Q: What are the most important trends and challenges in analytics?

Well, let me discuss some trends which I consider important based upon both my industry and research experience.  First of all, I believe analytics is about being actionable and simple.  It’s not about complex numbers, black box models or statistics.  In our analytics projects, we have found that simple analytical models (e.g. regression models, decision trees) typically perform well in many settings such as credit scoring, response and retention modeling, customer lifetime value modeling and segmentation.  Hence, the best investment firms can make to boost the performance of their analytical models is not by buying expensive software and trying out complex techniques, but rather by investing in data and improving data quality! That’s why in my book I also devoted a whole section to this topic.  From a technical perspective, next to the analytical models themselves, firms should also thoroughly consider how to appropriately monitor, backtest and integrate these models with their other applications such as advertisement, new product development, next best offer campaigns, ….  Closing this loop poses quite a bit of challenges which are also addressed in the book!  Finally, data and analytics is everywhere and all around.  It speaks for itself that this creates huge challenges from a privacy perspective.  Firstly, data about individuals can be collected without these individuals being aware about it.  Secondly, people may be aware that data is collected about them, but have no say in how the data is being analyzed and used.  Hence, regulatory authorities have to think about new regulations, whereas researchers should focus more on the development of privacy friendly analytical techniques. 

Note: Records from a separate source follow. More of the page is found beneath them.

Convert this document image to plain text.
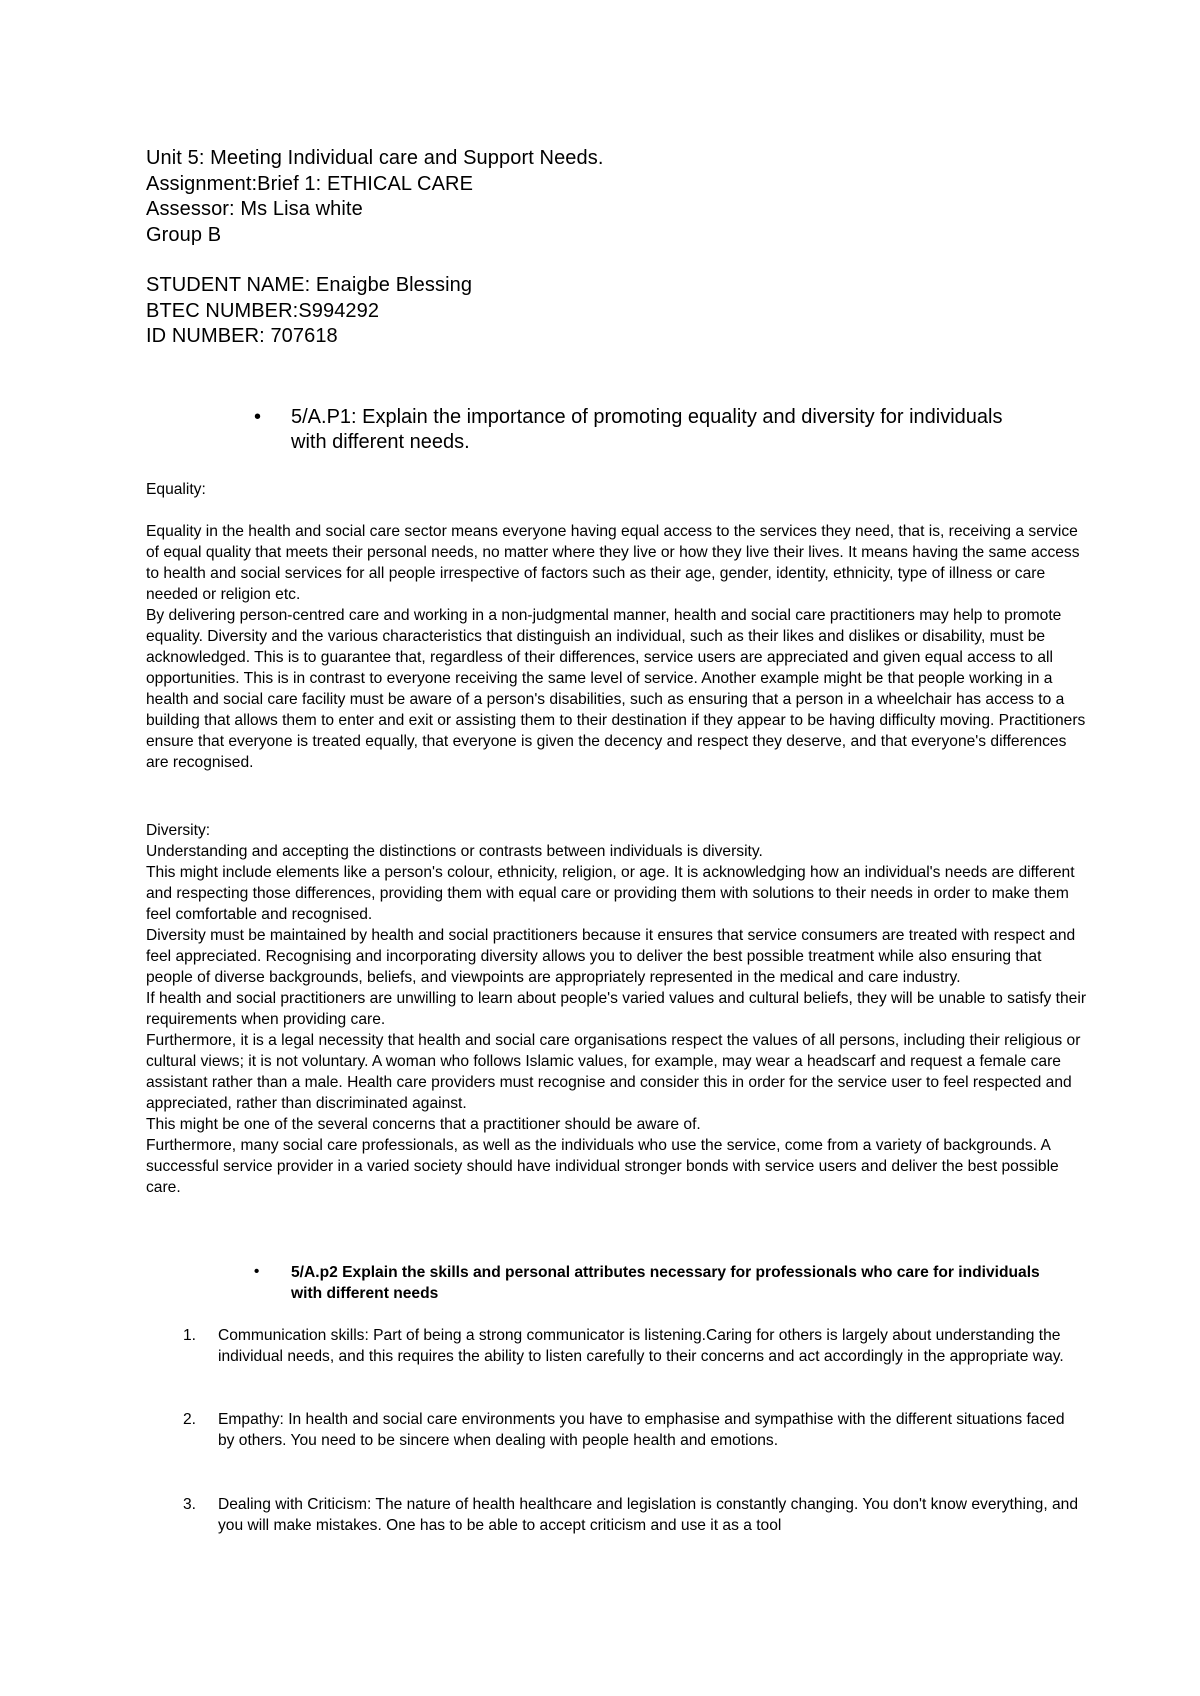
Unit 5: Meeting Individual care and Support Needs.
Assignment:Brief 1: ETHICAL CARE
Assessor: Ms Lisa white
Group B
STUDENT NAME: Enaigbe Blessing
BTEC NUMBER:S994292
ID NUMBER: 707618
• 5/A.P1: Explain the importance of promoting equality and diversity for individuals with different needs.

Equality:

Equality in the health and social care sector means everyone having equal access to the services they need, that is, receiving a service of equal quality that meets their personal needs, no matter where they live or how they live their lives. It means having the same access to health and social services for all people irrespective of factors such as their age, gender, identity, ethnicity, type of illness or care needed or religion etc.

By delivering person-centred care and working in a non-judgmental manner, health and social care practitioners may help to promote equality. Diversity and the various characteristics that distinguish an individual, such as their likes and dislikes or disability, must be acknowledged. This is to guarantee that, regardless of their differences, service users are appreciated and given equal access to all opportunities. This is in contrast to everyone receiving the same level of service. Another example might be that people working in a health and social care facility must be aware of a person's disabilities, such as ensuring that a person in a wheelchair has access to a building that allows them to enter and exit or assisting them to their destination if they appear to be having difficulty moving. Practitioners ensure that everyone is treated equally, that everyone is given the decency and respect they deserve, and that everyone's differences are recognised.

Diversity:

Understanding and accepting the distinctions or contrasts between individuals is diversity.

This might include elements like a person's colour, ethnicity, religion, or age. It is acknowledging how an individual's needs are different and respecting those differences, providing them with equal care or providing them with solutions to their needs in order to make them feel comfortable and recognised.

Diversity must be maintained by health and social practitioners because it ensures that service consumers are treated with respect and feel appreciated. Recognising and incorporating diversity allows you to deliver the best possible treatment while also ensuring that people of diverse backgrounds, beliefs, and viewpoints are appropriately represented in the medical and care industry.

If health and social practitioners are unwilling to learn about people's varied values and cultural beliefs, they will be unable to satisfy their requirements when providing care.

Furthermore, it is a legal necessity that health and social care organisations respect the values of all persons, including their religious or cultural views; it is not voluntary. A woman who follows Islamic values, for example, may wear a headscarf and request a female care assistant rather than a male. Health care providers must recognise and consider this in order for the service user to feel respected and appreciated, rather than discriminated against.

This might be one of the several concerns that a practitioner should be aware of.

Furthermore, many social care professionals, as well as the individuals who use the service, come from a variety of backgrounds. A successful service provider in a varied society should have individual stronger bonds with service users and deliver the best possible care.

• 5/A.p2 Explain the skills and personal attributes necessary for professionals who care for individuals with different needs
1. Communication skills: Part of being a strong communicator is listening.Caring for others is largely about understanding the individual needs, and this requires the ability to listen carefully to their concerns and act accordingly in the appropriate way.
2. Empathy: In health and social care environments you have to emphasise and sympathise with the different situations faced by others. You need to be sincere when dealing with people health and emotions.
3. Dealing with Criticism: The nature of health healthcare and legislation is constantly changing. You don't know everything, and you will make mistakes. One has to be able to accept criticism and use it as a tool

Q: What is the most efficient way to become a real data scientist, based on your career path and history?

Let me again answer this question based upon my consulting and research experience.  A good data scientist should possess various skills.  A first important one is programming.  Although many powerful analytical software tools exist, real life data typically requires tailored processing and this can only be done by developing customized software programs.  Next, a data scientist should have a good quantitative background in statistics, optimization, machine learning, …  This will allow him/her to immediately recognize whether a given data set could be analysed using e.g. predictive, descriptive or even social network analytics.  Finally, a data scientists should be creative and communicative.  Data scientists never work individually, but are part of a team.  Communicating the results of analytical models in a user-friendly and transparent way to the various stakeholders involved is hence also very important. 

Q: What are your top 3 research projects in analytics at this moment?

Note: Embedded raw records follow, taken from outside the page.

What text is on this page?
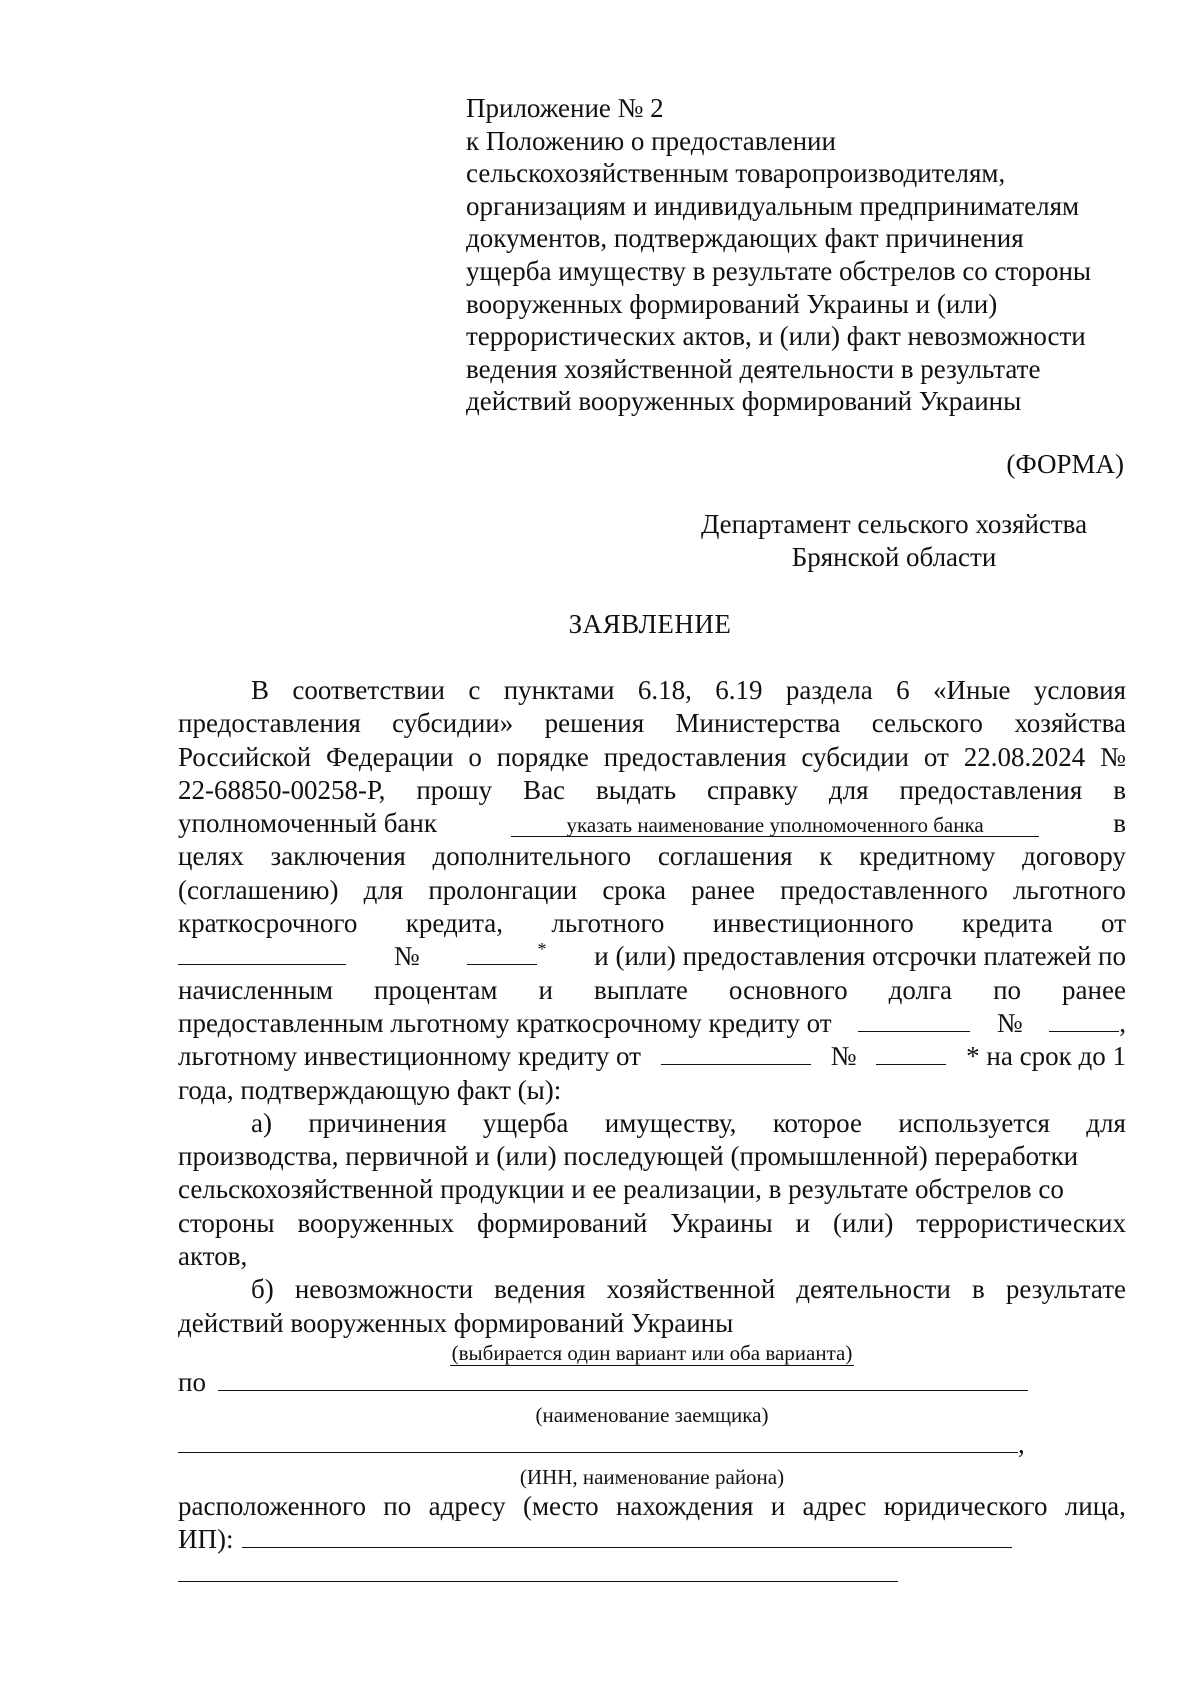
Приложение № 2
к Положению о предоставлении
сельскохозяйственным товаропроизводителям,
организациям и индивидуальным предпринимателям
документов, подтверждающих факт причинения
ущерба имуществу в результате обстрелов со стороны
вооруженных формирований Украины и (или)
террористических актов, и (или) факт невозможности
ведения хозяйственной деятельности в результате
действий вооруженных формирований Украины
(ФОРМА)
Департамент сельского хозяйства
Брянской области
ЗАЯВЛЕНИЕ
В соответствии с пунктами 6.18, 6.19 раздела 6 «Иные условия
предоставления субсидии» решения Министерства сельского хозяйства
Российской Федерации о порядке предоставления субсидии от 22.08.2024 №
22-68850-00258-Р, прошу Вас выдать справку для предоставления в
уполномоченный банк	указать наименование уполномоченного банка	в
целях заключения дополнительного соглашения к кредитному договору
(соглашению) для пролонгации срока ранее предоставленного льготного
краткосрочного кредита, льготного инвестиционного кредита от
№	* и (или) предоставления отсрочки платежей по
начисленным процентам и выплате основного долга по ранее
предоставленным льготному краткосрочному кредиту от	№	,
льготному инвестиционному кредиту от	№	* на срок до 1
года, подтверждающую факт (ы):
а) причинения ущерба имуществу, которое используется для
производства, первичной и (или) последующей (промышленной) переработки
сельскохозяйственной продукции и ее реализации, в результате обстрелов со
стороны вооруженных формирований Украины и (или) террористических
актов,
б) невозможности ведения хозяйственной деятельности в результате
действий вооруженных формирований Украины
(выбирается один вариант или оба варианта)
по
(наименование заемщика)
,
(ИНН, наименование района)
расположенного по адресу (место нахождения и адрес юридического лица,
ИП):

First, I would say fraud detection.  Fraud is an important phenomenon encountered in various settings.  Popular examples are insurance fraud, credit card fraud, social security fraud, identity theft, … In our research, we have recently developed some new exciting algorithms based upon social networks to detect fraud.  We have benchmarked our techniques for both social security and credit card fraud detection and found some amazing results.  Fraud is really a social phenomenon!  Another important topic we currently work on is survival analysis.  This is a set of (statistical) techniques aimed at predicting the timing of events.  In fact, many popular classification problems (e.g. credit scoring, churn detection, response modeling, …) have a time dimension associated with them (e.g. when a customer defaults, churns, responds, …).  Using survival analysis techniques, it becomes possible to predict when customers default, churn, respond, … which is typically very useful information for e.g. profit scoring or customer lifetime value calculation.  Finally, we do a lot of research on process analytics.  Today’s organizations use a plethora of information systems to support their business processes.  Such support systems often record and log an abundance of data, containing a variety of events that can be linked back to the occurrence of a task in an originating business process.  Process analytics starts from these event logs as the cornerstone of analysis and aims to derive knowledge to model, improve and extend operational processes “as they happen” in the organization.  I believe this will be a very popular application of analytics in the next 5 years!